John McCain : J'ai été impliqué, comme je vous l'ai déjà dit, dans la plupart des grands défis de sécurité nationale auxquels nous avons été confrontés depuis 20 ans. Il y a quelques avantages à avoir de l'expérience, des connaissances et du discernement. Honnêtement, je ne pense pas que le sénateur Obama ait les connaissances ou l'expérience. Il a fait des erreurs de jugement dans un certain nombre de domaines y compris dans sa réaction initiale à l'invasion russe… à l'agression russe en Géorgie. Vous savez, nous avons déjà connu dans ce gouvernement cette obstination à s'accrocher à cette idée que la déferlante n'avait pas réussi. Il n'a pas su reconnaître qu'il avait eu tort quant à le "surge" (renfort). Cela montre qu'un président des Etats-Unis a besoin de faire preuve de plus de souplesse. Pour ce qui est des autres questions qu'il a soulevées, je connais les anciens combattants, je les connais bien. Et je sais qu'ils savent que je m'occuperai bien d'eux. Je suis fier de leur appui et de leur reconnaissance pour les services que je leur ai rendus. Je les aime et je m'occuperai d'eux et ils savent que je m'occuperai d'eux. A moi de le faire , ce sera ma responsabilité. J'ai également la capacité, les connaissances et l'expérience pour prendre les bonnes décisions pour préserver la sécurité et la sûreté de ce pays. Les réformes, la prospérité et la paix constituent les défis principaux pour les Etats-Unis d'Amérique. Je ne pense pas avoir besoin d'une formation sur le tas. Je suis prêt dès maintenant.

Barack Obama : Permettez-moi de faire une dernière conclusion. Vous savez que mon père venait du Kenya d'où mon nom. Dans les années 60, mon père avait écrit d'innombrables lettres pour pouvoir venir faire ses études universitaires aux Etats-Unis, persuadé qu'il était qu'aucun autre pays sur terre ne pourrait lui offrir les mêmes possibilités. Les idéaux et les valeurs des Etats-Unis étaient une source d'inspiration pour le monde entier. Je ne pense pas qu'aucun de nous puisse dire que notre image dans le monde aujourd'hui, la manière dont les enfants du monde entier voient les Etats-Unis soit la même.
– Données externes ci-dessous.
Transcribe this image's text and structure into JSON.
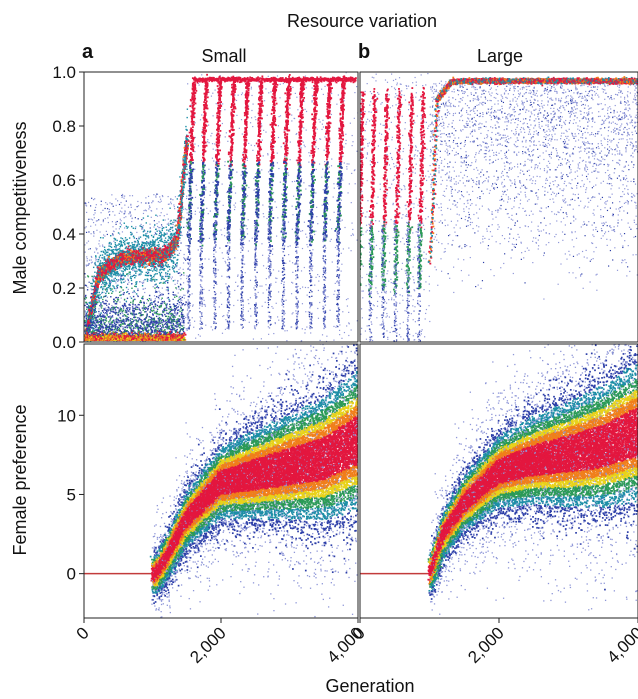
{
  "figure": {
    "supertitle": "Resource variation",
    "xlabel": "Generation"
  },
  "chart_data": [
    {
      "type": "heatmap",
      "panel_letter": "a",
      "title": "Small",
      "ylabel": "Male competitiveness",
      "xlim": [
        0,
        4000
      ],
      "ylim": [
        0,
        1
      ],
      "yticks": [
        0.0,
        0.2,
        0.4,
        0.6,
        0.8,
        1.0
      ],
      "ytick_labels": [
        "0.0",
        "0.2",
        "0.4",
        "0.6",
        "0.8",
        "1.0"
      ],
      "series": [
        {
          "x": [
            0,
            200,
            500,
            800,
            1000,
            1200,
            1350,
            1400,
            1450,
            1500
          ],
          "y": [
            0.0,
            0.25,
            0.31,
            0.32,
            0.32,
            0.33,
            0.38,
            0.5,
            0.65,
            0.75
          ]
        },
        {
          "x": [
            0,
            500,
            1000,
            1400,
            1450
          ],
          "y": [
            0.01,
            0.01,
            0.01,
            0.01,
            0.01
          ]
        }
      ],
      "sweep_starts": [
        1600,
        1780,
        1980,
        2180,
        2380,
        2580,
        2780,
        2980,
        3180,
        3380,
        3580,
        3780
      ],
      "grid": false
    },
    {
      "type": "heatmap",
      "panel_letter": "b",
      "title": "Large",
      "ylabel": "",
      "xlim": [
        0,
        4000
      ],
      "ylim": [
        0,
        1
      ],
      "series": [
        {
          "x": [
            1000,
            1100,
            1300,
            1500,
            2000,
            3000,
            4000
          ],
          "y": [
            0.3,
            0.9,
            0.965,
            0.97,
            0.97,
            0.97,
            0.97
          ]
        }
      ],
      "sweep_starts": [
        30,
        200,
        380,
        560,
        740,
        900
      ],
      "grid": false
    },
    {
      "type": "heatmap",
      "panel_letter": "",
      "title": "",
      "ylabel": "Female preference",
      "xlim": [
        0,
        4000
      ],
      "ylim": [
        -2.8,
        14.5
      ],
      "yticks": [
        0,
        5,
        10
      ],
      "ytick_labels": [
        "0",
        "5",
        "10"
      ],
      "xticks": [
        0,
        2000,
        4000
      ],
      "xtick_labels": [
        "0",
        "2,000",
        "4,000"
      ],
      "series": [
        {
          "name": "",
          "x": [
            0,
            1000,
            1050,
            1200,
            1500,
            2000,
            2500,
            3000,
            3500,
            4000
          ],
          "y": [
            0,
            0,
            0,
            1,
            3.5,
            5.8,
            6.3,
            6.8,
            7.3,
            8.5
          ]
        }
      ],
      "grid": false
    },
    {
      "type": "heatmap",
      "panel_letter": "",
      "title": "",
      "ylabel": "",
      "xlim": [
        0,
        4000
      ],
      "ylim": [
        -2.8,
        14.5
      ],
      "xticks": [
        0,
        2000,
        4000
      ],
      "xtick_labels": [
        "0",
        "2,000",
        "4,000"
      ],
      "series": [
        {
          "name": "",
          "x": [
            0,
            1000,
            1050,
            1200,
            1500,
            2000,
            2500,
            3000,
            3500,
            4000
          ],
          "y": [
            0,
            0,
            0.5,
            2.5,
            4.5,
            6.5,
            7.2,
            7.6,
            8.1,
            9
          ]
        }
      ],
      "grid": false
    }
  ]
}
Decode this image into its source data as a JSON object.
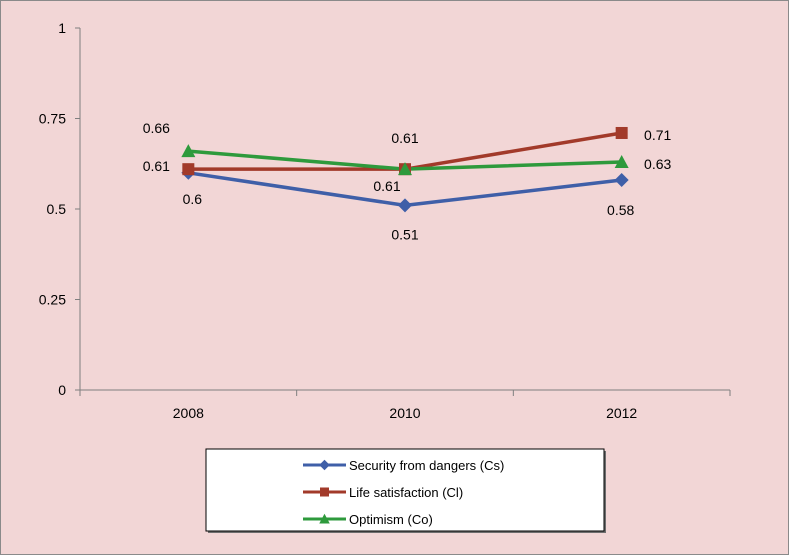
{
  "chart_data": {
    "type": "line",
    "title": "",
    "xlabel": "",
    "ylabel": "",
    "categories": [
      "2008",
      "2010",
      "2012"
    ],
    "ylim": [
      0,
      1
    ],
    "yticks": [
      0,
      0.25,
      0.5,
      0.75,
      1
    ],
    "ytick_labels": [
      "0",
      "0.25",
      "0.5",
      "0.75",
      "1"
    ],
    "grid": false,
    "legend_position": "bottom",
    "series": [
      {
        "name": "Security from dangers (Cs)",
        "values": [
          0.6,
          0.51,
          0.58
        ],
        "labels": [
          "0.6",
          "0.51",
          "0.58"
        ],
        "color": "#3f5fa8",
        "marker": "diamond"
      },
      {
        "name": "Life satisfaction (Cl)",
        "values": [
          0.61,
          0.61,
          0.71
        ],
        "labels": [
          "0.61",
          "0.61",
          "0.71"
        ],
        "color": "#a23a2a",
        "marker": "square"
      },
      {
        "name": "Optimism (Co)",
        "values": [
          0.66,
          0.61,
          0.63
        ],
        "labels": [
          "0.66",
          "0.61",
          "0.63"
        ],
        "color": "#2e9a3c",
        "marker": "triangle"
      }
    ]
  }
}
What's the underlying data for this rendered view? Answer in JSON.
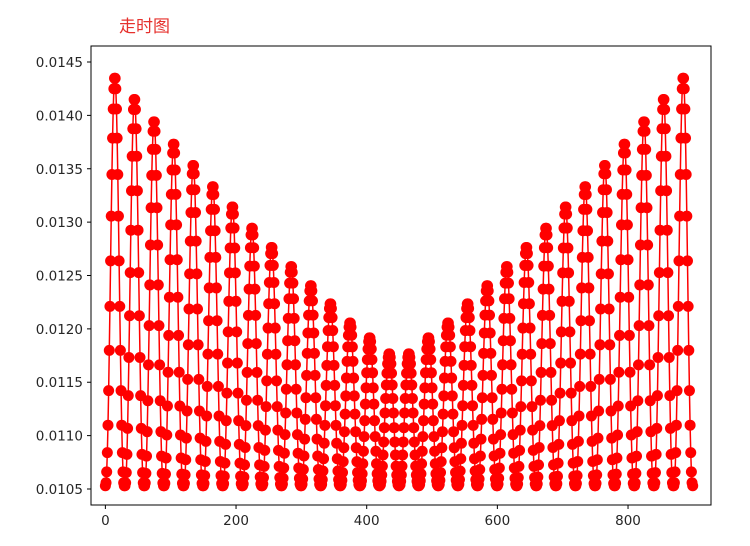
{
  "chart_data": {
    "type": "line",
    "title": "走时图",
    "xlabel": "",
    "ylabel": "",
    "xlim": [
      -22,
      927
    ],
    "ylim": [
      0.01035,
      0.01465
    ],
    "x_ticks": [
      0,
      200,
      400,
      600,
      800
    ],
    "y_ticks": [
      0.0105,
      0.011,
      0.0115,
      0.012,
      0.0125,
      0.013,
      0.0135,
      0.014,
      0.0145
    ],
    "y_tick_labels": [
      "0.0105",
      "0.0110",
      "0.0115",
      "0.0120",
      "0.0125",
      "0.0130",
      "0.0135",
      "0.0140",
      "0.0145"
    ],
    "grid": false,
    "legend": "none",
    "series": [
      {
        "color": "#ff0000",
        "marker": "circle",
        "description_of_pattern": "30 arches of 30 points each (x = 0..899), arch k spans x in [30k, 30k+29]",
        "arch_starts": [
          0,
          30,
          60,
          90,
          120,
          150,
          180,
          210,
          240,
          270,
          300,
          330,
          360,
          390,
          420,
          450,
          480,
          510,
          540,
          570,
          600,
          630,
          660,
          690,
          720,
          750,
          780,
          810,
          840,
          870
        ],
        "arch_peaks": [
          0.01436,
          0.01416,
          0.01395,
          0.01374,
          0.01354,
          0.01334,
          0.01315,
          0.01295,
          0.01277,
          0.01259,
          0.01241,
          0.01224,
          0.01206,
          0.01192,
          0.01177,
          0.01177,
          0.01192,
          0.01206,
          0.01224,
          0.01241,
          0.01259,
          0.01277,
          0.01295,
          0.01315,
          0.01334,
          0.01354,
          0.01374,
          0.01395,
          0.01416,
          0.01436
        ],
        "arch_floor": 0.01053
      }
    ]
  }
}
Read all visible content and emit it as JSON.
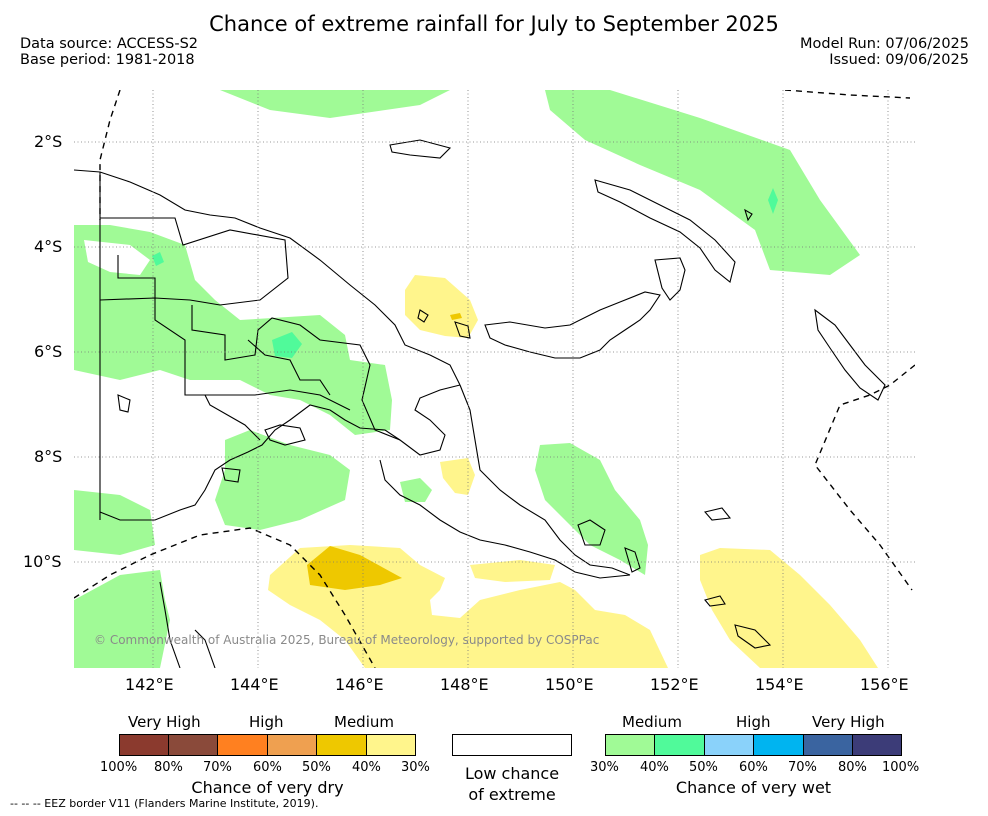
{
  "title": "Chance of extreme rainfall for July to September 2025",
  "data_source": "Data source: ACCESS-S2",
  "base_period": "Base period: 1981-2018",
  "model_run": "Model Run: 07/06/2025",
  "issued": "Issued: 09/06/2025",
  "lat_labels": [
    "2°S",
    "4°S",
    "6°S",
    "8°S",
    "10°S"
  ],
  "lon_labels": [
    "142°E",
    "144°E",
    "146°E",
    "148°E",
    "150°E",
    "152°E",
    "154°E",
    "156°E"
  ],
  "copyright": "© Commonwealth of Australia 2025, Bureau of Meteorology, supported by COSPPac",
  "eez_note": "--  --  -- EEZ border V11 (Flanders Marine Institute, 2019).",
  "colors": {
    "dry": [
      "#8b3a2e",
      "#8a4a3a",
      "#ff8020",
      "#efa050",
      "#eec800",
      "#fff58c"
    ],
    "wet": [
      "#a0fa96",
      "#50fa9a",
      "#8ad2fa",
      "#00b4f0",
      "#3a64a0",
      "#3c3c78"
    ],
    "land": "#000000"
  },
  "legend": {
    "dry": {
      "groups": [
        "Very High",
        "High",
        "Medium"
      ],
      "ticks": [
        "100%",
        "80%",
        "70%",
        "60%",
        "50%",
        "40%",
        "30%"
      ],
      "caption": "Chance of very dry"
    },
    "low": {
      "line1": "Low chance",
      "line2": "of extreme"
    },
    "wet": {
      "groups": [
        "Medium",
        "High",
        "Very High"
      ],
      "ticks": [
        "30%",
        "40%",
        "50%",
        "60%",
        "70%",
        "80%",
        "100%"
      ],
      "caption": "Chance of very wet"
    }
  }
}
Une partie de ce que le prochain président doit faire, et cela relève en partie de notre discernement, et c'est aussi comme cela que nous préserverons l'Amérique, consistera à envoyer le message suivant au monde : nous allons investir dans des domaines tels que l'éducation auxquels les personnes ordinaires qui aspirent à réaliser leur rêve peuvent s'identifier. C'est ce à quoi je m'engagerai en tant que président des Etats-Unis.

Question : Il reste quelques secondes. Nous avons presque terminé.

John McCain : Jim, quand je suis rentré chez moi après avoir été prisonnier, j'ai vu que nos anciens combattants étaient très maltraités et cela m'a attristé. J'ai entrepris des efforts pour résoudre la question des prisonniers de guerre et les portés disparus au combat. Ce que nous avons fait, autant du côté des démocrates que des républicains. Puis j'ai travaillé à la normalisation des relations entre nos deux pays pour que nos anciens combattants puissent retrouver le chemin de la maison. Je vous garantis qu'en tant que président des Etats-Unis je sais comment panser les blessures de la guerre, je sais comment traiter nos adversaires et je sais comment travailler avec nos amis.